Troops loyal to the Southern Transitional Council, a separatist group seeking to reclaim southern independence, have seized most of Aden from the forces of Yemen's internationally recognized government. The intense fighting, which erupted Sunday between the two former allies, has left the presidential palace in the city surrounded — and the cabinet, including Prime Minister Ahmed Obaid Bin Daghar, holed up inside.
Bin Daghar and Yemen's president-in-exile, Abed Rabbo Mansour Hadi, have described the violence as a coup against the country's proper authorities. The STC, for its part, claims it delivered Hadi the ultimatum to sack his senior officials because those officials have allowed rampant corruption to badly erode public services.
Though the violence between them calmed to a degree Tuesday, the International Committee of the Red Cross reports the fighting — which included "heavy guns and light artillery" — has claimed at least 36 lives and left another 185 wounded.
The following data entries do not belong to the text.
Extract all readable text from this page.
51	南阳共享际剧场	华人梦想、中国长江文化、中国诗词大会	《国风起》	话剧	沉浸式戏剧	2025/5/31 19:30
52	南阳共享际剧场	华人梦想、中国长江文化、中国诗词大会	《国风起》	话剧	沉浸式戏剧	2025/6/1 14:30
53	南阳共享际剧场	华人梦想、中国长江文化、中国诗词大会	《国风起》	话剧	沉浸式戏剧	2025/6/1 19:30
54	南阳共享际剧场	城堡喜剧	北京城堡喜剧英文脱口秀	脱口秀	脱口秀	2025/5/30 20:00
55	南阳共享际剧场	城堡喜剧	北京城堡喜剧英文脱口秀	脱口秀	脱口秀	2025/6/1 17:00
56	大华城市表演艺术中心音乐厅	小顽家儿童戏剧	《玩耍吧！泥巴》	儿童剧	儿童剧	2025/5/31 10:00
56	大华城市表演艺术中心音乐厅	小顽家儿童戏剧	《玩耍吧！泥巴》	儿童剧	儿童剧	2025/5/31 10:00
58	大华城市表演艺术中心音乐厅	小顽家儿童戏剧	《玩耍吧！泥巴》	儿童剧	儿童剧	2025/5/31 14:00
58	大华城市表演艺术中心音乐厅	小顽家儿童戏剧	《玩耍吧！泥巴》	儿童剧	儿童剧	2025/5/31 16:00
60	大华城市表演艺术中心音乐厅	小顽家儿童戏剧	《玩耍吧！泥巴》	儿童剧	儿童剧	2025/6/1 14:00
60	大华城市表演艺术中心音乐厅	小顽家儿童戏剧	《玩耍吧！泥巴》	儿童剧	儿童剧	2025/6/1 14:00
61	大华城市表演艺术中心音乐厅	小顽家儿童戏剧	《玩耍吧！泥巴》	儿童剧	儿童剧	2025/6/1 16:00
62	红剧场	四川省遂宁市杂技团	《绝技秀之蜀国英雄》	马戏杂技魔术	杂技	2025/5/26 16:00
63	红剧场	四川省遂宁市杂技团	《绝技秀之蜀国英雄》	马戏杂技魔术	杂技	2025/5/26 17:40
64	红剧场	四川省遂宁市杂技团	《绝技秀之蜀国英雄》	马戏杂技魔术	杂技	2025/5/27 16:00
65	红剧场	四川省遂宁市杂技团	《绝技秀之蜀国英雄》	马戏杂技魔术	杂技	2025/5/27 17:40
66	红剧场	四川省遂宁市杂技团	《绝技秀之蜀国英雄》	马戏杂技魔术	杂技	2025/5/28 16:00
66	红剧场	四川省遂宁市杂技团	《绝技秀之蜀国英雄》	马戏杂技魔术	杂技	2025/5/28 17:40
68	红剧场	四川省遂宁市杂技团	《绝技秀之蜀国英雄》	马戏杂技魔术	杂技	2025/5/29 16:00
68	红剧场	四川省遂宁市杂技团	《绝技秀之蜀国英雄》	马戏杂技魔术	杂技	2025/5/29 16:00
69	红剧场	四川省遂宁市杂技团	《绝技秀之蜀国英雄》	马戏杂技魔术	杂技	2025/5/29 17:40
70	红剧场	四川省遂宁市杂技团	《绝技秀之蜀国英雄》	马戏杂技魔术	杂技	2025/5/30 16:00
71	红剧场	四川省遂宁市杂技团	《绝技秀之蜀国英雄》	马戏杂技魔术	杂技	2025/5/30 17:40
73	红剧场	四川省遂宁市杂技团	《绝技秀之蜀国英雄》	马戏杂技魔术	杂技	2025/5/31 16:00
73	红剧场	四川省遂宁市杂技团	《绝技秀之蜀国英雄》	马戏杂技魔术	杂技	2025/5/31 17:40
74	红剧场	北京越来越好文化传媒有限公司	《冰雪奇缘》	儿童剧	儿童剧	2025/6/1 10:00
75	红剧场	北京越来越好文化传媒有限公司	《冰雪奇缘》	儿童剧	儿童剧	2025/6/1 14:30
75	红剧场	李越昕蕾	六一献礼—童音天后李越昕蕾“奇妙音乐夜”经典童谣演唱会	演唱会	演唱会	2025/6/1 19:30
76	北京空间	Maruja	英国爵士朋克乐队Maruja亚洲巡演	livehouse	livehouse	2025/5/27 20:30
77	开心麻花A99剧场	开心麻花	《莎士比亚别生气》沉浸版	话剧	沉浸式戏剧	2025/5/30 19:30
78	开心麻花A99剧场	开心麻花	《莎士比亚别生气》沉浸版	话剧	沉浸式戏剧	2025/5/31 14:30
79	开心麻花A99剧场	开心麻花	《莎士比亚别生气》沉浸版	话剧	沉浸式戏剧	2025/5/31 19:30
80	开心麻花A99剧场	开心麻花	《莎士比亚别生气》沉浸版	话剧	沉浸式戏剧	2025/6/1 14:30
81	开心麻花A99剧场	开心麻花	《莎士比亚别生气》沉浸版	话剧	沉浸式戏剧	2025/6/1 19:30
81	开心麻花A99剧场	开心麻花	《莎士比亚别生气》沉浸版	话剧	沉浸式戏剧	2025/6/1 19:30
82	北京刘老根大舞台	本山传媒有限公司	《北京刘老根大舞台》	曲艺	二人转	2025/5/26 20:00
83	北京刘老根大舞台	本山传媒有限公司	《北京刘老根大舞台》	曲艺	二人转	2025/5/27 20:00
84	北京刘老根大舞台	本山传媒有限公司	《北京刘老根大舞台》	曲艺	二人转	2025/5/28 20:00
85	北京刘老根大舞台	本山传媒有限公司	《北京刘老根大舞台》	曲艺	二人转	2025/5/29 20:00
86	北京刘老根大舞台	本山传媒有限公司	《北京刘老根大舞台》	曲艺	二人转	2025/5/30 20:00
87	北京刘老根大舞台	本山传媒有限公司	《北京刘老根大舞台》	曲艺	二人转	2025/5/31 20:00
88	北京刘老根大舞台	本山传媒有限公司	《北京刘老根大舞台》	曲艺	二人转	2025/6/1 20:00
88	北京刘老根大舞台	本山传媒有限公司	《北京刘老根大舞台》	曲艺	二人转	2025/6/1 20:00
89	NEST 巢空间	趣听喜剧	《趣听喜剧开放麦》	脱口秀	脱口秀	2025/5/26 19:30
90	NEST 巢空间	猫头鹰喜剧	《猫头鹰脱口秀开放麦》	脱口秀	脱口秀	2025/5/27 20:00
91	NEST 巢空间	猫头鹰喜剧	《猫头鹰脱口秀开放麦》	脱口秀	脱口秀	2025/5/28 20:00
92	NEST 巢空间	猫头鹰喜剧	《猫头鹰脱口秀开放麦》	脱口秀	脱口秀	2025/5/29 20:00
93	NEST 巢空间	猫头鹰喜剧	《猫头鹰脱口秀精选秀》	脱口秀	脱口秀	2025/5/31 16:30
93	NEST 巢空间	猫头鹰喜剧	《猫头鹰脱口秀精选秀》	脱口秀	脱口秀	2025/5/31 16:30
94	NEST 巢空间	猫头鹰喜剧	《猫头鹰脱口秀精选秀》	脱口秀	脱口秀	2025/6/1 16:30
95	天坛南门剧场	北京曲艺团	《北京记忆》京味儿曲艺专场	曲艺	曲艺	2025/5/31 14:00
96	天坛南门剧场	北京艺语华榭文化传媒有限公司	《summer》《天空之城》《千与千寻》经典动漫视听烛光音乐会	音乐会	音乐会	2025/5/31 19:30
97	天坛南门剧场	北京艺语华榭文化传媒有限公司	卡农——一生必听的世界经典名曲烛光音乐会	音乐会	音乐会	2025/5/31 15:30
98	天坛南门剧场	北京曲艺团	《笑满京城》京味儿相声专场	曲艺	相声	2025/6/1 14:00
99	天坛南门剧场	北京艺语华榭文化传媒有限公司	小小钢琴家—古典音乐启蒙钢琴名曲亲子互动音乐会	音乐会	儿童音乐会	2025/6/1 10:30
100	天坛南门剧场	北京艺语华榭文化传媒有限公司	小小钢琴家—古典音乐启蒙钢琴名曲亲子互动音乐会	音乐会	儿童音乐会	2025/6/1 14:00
The past few days' gunfire also claimed another, less tangible casualty: the tenuous alliance shared by the southern separatists and Hadi's government, forged in the opening days of the war against the Houthi rebels. The Shiite rebel group overran much of the country's northwest — including the capital, Sanaa, where it seized power from Hadi's regime in 2015 — but it failed to make inroads in Yemen's southern regions, mainly due to the uneasy partnership shared by Hadi and the separatists.
Now, that partnership appears shattered.
And the broken pact threatens to undermine still another, the Saudi-led Arab coalition that has been conducting an airstrike campaign intended to dislodge the Shiite Houthis since 2015. Saudi Arabia backs Yemeni President Hadi, who has stayed in Riyadh since his ouster. At the same time, a key member of that coalition, the United Arab Emirates, has closely backed the STC with an eye toward maintaining crucial oil shipping routes in Yemen's south.
On Tuesday, coalition members projected a united front.
"The coalition again requests all parties to speed up the cessation of all clashes immediately and the end of all armed manifestations," the group said in a statement translated by the state-run Saudi Press Agency, "and the coalition confirms that the it will take all necessary measures to restore security and stability in Aden."
The U.S., which has at times supported the Saudi-led airstrike campaign with logistical and targeting support, echoed the coalition sentiment Tuesday.
"We call on all parties to refrain from escalation and further bloodshed. We also call for dialogue among all parties in Aden to reach a political solution," State Department spokesperson Heather Nauert said in a statement.
"The Yemeni people are already facing a dire humanitarian crisis. Additional divisions and violence within Yemen will only increase their suffering. A political dialogue represents the only way to achieve a more stable, unified, and prosperous Yemen."
As the State Department noted, Yemen's civilians — caught for years between these shifting, warring factions — are facing what aid groups are calling the "world's worst humanitarian crisis." Between vast outbreaks of cholera and diphtheria, desperate food insecurity and a crumbling infrastructure incapable of handling either, the ICRC says now "80% of the population need aid to survive."
As for Hadi's government, narrowly holding onto a foothold in its de facto capital, the future appears far from clear. Reuters reports that STC officials say Prime Minister bin Daghar and his cabinet are in negotiations to flee the city — but sources within bin Daghar's deny that he has any intention of leaving.